Earth-size exoplanet found floating in Milky Way
New Delhi : The researchers have located an Earth-size exoplanet floating in Milky Way which is not orbiting any star.
It is not common to find such planets as most of the exoplanets discovered so far have been found orbiting a star.
However, theories of planet formation and evolution predict the existence of free-floating (rogue) planets, gravitationally unattached to any star.
Polish astronomers from the Astronomical Observatory of the University of Warsaw provided the first evidence for the existence of such planets in the Milky Way a few years ago.
In a latest, the researchers have located the smallest rogue planet in Milky Way.
"Our discovery demonstrates that low-mass free-floating planets can be detected and characterised using ground-based telescopes," said study co-author Andrzej Udalski, Professor at University of Warsaw in Poland.
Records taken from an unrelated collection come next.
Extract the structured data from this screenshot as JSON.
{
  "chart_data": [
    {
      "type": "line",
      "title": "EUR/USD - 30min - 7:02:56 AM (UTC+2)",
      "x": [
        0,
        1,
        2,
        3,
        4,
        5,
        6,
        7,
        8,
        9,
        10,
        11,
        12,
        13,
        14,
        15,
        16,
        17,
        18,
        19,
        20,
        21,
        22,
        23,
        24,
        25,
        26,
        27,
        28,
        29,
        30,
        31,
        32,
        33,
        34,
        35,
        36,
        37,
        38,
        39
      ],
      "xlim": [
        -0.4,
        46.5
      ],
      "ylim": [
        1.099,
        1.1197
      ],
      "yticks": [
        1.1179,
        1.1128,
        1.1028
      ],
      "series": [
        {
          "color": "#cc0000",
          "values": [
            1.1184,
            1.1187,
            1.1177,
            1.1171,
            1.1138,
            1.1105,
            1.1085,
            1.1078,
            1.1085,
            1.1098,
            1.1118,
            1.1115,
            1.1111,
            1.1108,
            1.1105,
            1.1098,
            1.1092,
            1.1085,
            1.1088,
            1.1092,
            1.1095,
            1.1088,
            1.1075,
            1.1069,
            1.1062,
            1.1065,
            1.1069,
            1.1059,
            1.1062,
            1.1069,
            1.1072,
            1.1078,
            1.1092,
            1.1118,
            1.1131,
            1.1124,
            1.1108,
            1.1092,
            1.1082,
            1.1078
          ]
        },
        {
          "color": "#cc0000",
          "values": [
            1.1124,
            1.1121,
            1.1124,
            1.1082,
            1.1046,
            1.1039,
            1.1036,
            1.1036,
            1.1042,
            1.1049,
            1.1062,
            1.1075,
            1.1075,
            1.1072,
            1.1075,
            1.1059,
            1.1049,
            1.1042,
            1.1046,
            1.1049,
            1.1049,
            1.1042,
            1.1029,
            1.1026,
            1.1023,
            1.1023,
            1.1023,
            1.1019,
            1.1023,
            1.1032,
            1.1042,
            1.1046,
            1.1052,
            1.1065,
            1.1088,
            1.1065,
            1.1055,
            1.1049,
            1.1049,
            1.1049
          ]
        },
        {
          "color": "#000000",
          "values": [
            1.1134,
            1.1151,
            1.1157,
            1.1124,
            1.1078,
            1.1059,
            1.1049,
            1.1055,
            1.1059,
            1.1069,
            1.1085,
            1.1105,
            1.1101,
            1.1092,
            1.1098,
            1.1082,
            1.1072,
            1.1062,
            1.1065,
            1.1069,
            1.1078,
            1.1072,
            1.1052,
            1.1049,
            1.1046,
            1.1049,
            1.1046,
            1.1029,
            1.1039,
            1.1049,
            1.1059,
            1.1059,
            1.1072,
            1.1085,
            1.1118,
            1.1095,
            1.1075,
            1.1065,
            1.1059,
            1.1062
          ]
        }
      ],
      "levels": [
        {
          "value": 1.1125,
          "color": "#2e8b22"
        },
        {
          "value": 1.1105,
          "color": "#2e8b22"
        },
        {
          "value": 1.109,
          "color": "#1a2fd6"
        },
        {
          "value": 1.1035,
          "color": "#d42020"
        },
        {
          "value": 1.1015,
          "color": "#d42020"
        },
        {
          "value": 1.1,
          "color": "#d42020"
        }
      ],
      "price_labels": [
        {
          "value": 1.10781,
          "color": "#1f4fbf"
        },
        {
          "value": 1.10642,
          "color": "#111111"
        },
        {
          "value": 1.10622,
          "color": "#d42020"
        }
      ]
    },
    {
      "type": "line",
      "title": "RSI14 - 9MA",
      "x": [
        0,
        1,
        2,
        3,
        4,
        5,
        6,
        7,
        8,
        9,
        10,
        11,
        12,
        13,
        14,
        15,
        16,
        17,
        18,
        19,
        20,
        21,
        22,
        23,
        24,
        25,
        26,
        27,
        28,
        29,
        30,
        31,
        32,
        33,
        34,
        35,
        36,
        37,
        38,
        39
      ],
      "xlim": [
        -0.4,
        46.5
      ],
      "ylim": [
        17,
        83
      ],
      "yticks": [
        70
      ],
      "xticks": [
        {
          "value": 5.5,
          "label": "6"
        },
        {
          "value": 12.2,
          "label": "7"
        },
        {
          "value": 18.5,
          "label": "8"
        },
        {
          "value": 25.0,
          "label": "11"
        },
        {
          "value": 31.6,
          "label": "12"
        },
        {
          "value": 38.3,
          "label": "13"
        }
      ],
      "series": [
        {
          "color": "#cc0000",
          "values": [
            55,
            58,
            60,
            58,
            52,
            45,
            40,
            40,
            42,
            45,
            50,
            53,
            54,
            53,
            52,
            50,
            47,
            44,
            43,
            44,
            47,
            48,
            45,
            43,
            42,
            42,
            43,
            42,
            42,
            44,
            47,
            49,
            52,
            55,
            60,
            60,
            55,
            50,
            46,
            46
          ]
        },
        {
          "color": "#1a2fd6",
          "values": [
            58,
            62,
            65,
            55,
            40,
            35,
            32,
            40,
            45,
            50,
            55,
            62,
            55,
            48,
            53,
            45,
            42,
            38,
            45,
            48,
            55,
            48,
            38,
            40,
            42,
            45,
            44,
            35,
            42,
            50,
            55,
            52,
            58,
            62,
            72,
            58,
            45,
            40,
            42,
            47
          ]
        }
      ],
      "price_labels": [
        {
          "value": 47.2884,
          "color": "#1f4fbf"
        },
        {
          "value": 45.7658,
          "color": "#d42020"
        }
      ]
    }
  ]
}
Exoplanets can be only rarely directly observed. Usually, astronomers find planets using observations of the light from the planet’s host star.
For example, if a planet crosses in front of its parent star’s disk, then the observed brightness of the star periodically drops by a small amount causing so called transits.
Astronomers can also measure the motion of the star caused by the planet.
Free-floating planets emit virtually no radiation and — by definition — they do not orbit any host star, so they cannot be discovered using traditional methods of astrophysical detection.
Nevertheless, rogue planets can be spotted using an astronomical phenomenon called gravitational microlensing.